Sir Alex Ferguson knew well how swiftly a large league lead could evaporate, and emphasised the importance of keeping that 12-point advantage by naming a strong side. Even with Real Madrid awaiting in the Champions League, he named Robin van Persie, Wayne Rooney, Michael Carrick and David de Gea in the starting lineup. Of course, he also named Kagawa.

The conventional wisdom was that he included the Japan international in order to rest Ryan Giggs, who has been in resurgent form of late. But Kagawa's pedigree as a match winner has been long known in German football. There, he scored almost a goal every two games in the Bundesliga (29 in 70 matches, along with 15 assists in the same period), and accompanied that impressive scoring record with an excellent work rate in defence.

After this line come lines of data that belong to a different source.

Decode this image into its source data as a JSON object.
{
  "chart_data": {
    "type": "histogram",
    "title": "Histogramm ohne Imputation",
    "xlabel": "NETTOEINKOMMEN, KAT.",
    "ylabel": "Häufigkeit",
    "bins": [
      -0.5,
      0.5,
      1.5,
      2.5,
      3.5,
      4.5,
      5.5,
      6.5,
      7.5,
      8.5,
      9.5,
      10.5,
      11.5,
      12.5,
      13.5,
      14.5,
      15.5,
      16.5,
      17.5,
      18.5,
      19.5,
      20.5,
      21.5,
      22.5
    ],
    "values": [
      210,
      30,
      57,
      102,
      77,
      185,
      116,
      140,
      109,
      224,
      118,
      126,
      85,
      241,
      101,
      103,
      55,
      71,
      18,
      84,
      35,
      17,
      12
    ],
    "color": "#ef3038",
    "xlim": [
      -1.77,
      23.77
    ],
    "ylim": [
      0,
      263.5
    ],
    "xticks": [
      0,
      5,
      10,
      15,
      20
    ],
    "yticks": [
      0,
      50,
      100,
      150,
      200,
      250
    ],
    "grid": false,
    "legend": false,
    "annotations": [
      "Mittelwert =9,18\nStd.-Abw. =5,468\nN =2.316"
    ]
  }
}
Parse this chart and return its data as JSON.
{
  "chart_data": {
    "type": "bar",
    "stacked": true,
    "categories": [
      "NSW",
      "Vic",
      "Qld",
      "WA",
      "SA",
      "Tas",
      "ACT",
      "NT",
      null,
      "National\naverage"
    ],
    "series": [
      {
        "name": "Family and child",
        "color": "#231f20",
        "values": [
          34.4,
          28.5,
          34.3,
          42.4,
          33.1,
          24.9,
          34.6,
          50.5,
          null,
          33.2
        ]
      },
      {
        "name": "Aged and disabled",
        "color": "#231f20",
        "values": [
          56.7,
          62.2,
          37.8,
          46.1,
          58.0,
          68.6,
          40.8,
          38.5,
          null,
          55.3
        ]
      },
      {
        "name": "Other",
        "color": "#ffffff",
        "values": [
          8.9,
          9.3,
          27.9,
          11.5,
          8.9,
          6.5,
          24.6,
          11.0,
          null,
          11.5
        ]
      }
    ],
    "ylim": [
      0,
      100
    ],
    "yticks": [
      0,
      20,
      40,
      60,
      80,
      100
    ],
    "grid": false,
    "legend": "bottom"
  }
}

It is notable that he scored three goals here from a position that is not his favourite: He began wide on the left, ahead of the in-form Nani, whilst his best form has traditionally come as a second striker or as the central playmaker in a 4-2-3-1. It is a very good sign of his diligent movement that each of his goals arrived in the inside-right position, showing his willingness to make deep and diagonal runs into the opposition area.

Prior to his hat trick, Kagawa had struggled to hit top form so far this season, a fact acknowledged by Ferguson in the postmatch interviews. Not only was he not given a fixed position each week, but he also suffered an injury that kept him out for a month or so before Christmas. Now he is fit again, and far better acquainted with his teammates and the runs that they like to make; there were hints of this understanding earlier in the season, but what he did against Norwich -- linking sharply and quickly with Rooney and Van Persie -- was particularly encouraging.

Given Rooney's seniority on the squad, it is unlikely that Kagawa will regularly be given his preferred central role for some time, but that should not be too much of a problem. He has shown, after all, that he can provide penetration from wide on the left. Moreover, his defensive work and tendency to drift infield is good news for the overlapping Patrice Evra, who knows that he can both surge forward and rely on his teammate to double up with him if he is caught out of position.

Kagawa is also excellent at retaining possession, an asset that he has shown from his first day in a United shirt. His removal against Liverpool at Old Trafford, when he was found flagging after an hour or so, coincided with their sustained period of pressure in the closing stages, as there was no one to return from attack and fetch the ball from Carrick.

On Saturday, whilst Rooney posted an underwhelming pass completion of just 79 percent, Kagawa managed one of 92 percent. Indeed, his performance was the picture of efficiency: He also found time to create three chances for his teammates, and his three goals came from three attempts. Kagawa's inclusion with Rooney in the starting 11 does create one problem, though: Since he is primarily a ballplayer and not a dribbler, it places a greater onus on the other wide player for a more disruptive form of creativity, someone to run at opponents and send in crosses from the byline. So far this season, none of United's wingers have done this with any consistency, which is why there has been much talk that Porto's James Rodriguez will arrive in the summer.

Though United's careful passing eventually pried apart the Norwich defence, there will be games when the home side's own brand of tiki-taka will not be enough to break through the rearguard. All in all, though, Kagawa has created the right kind of problem for Ferguson, who must now consider whether to start him against Real Madrid in the second leg of their UEFA Champions League tie.

The nod should still go to Giggs, who can provide the penetrative dribbling that will be needed to trouble the fairly defensive Alvaro Arbeloa at right back. But Ferguson has said that Kagawa will play a role; and on this form, it would be unsurprising if that role is a decisive one.